Las jineteras y pingueros lo son, no porque les guste, sino porque no disponen de otros recursos que les proporcione lo básico para vivir o cubrir sus expectativas vitales: vestir a la moda, disponer de artefactos tecnológicos, vivienda digna, viajar, acceso a la divisa, comprar en supermercados productos de la canasta básica, relacionarse con personas de otros países y conocer otras realidades diferentes a las de la isla.
El debate sobre la prostitución en Cuba es un melón que toca abrir y airear públicamente. Ya no vale más barrerlo debajo de la alfombra como si no estuviera ni se le esperara.
En ese debate público deben figurar incluso las posturas a favor de su legalización: criminalizarla y sancionarla penalmente, además de inútil, expone a los que la ejercen a una clandestinidad e indefensión por causa de discriminación y abusos de poder por parte de los mismos aparatos que la persiguen (no es momento de contar aquí como los ‘palestinos’ sobornan a la policía de la Habana para dejarles prostituirse, y todo por ser inmigrantes ilegales en su propio país), sin contar con la implementación de garantías de salud y seguridad como la prevención y cuidados de las ITS, la lucha contra la prostitución infantil, el maltrato físico o la violación.

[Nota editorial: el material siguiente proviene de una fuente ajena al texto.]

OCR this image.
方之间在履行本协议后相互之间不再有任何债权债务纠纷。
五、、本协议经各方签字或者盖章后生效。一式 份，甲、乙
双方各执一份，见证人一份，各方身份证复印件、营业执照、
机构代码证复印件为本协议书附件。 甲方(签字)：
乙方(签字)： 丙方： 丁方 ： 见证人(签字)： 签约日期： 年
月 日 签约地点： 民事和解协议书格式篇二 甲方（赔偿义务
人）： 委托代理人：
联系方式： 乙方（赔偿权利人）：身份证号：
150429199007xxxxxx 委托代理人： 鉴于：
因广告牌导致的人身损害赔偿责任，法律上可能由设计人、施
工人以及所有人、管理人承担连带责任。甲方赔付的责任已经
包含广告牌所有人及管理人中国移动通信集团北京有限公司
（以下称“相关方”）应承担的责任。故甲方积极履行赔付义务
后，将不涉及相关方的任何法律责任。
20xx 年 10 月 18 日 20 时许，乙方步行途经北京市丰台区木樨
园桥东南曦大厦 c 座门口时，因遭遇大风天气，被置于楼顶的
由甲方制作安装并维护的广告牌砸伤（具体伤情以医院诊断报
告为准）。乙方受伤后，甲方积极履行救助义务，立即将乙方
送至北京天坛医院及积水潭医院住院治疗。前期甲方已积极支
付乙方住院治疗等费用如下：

Cuando al final consigamos debatir en Cuba sobre jineteras y pingueros sin tapujos, no podemos olvidar que lo hacemos sobre ciudadanos a los que las instituciones y autoridades tienen la responsabilidad de proteger, restituir dignidad social y no de relegarlas al mundo de lo proscrito y lo prohibido, dejándoles podrir ahí como la oveja negra de la que no se habla por vergüenza.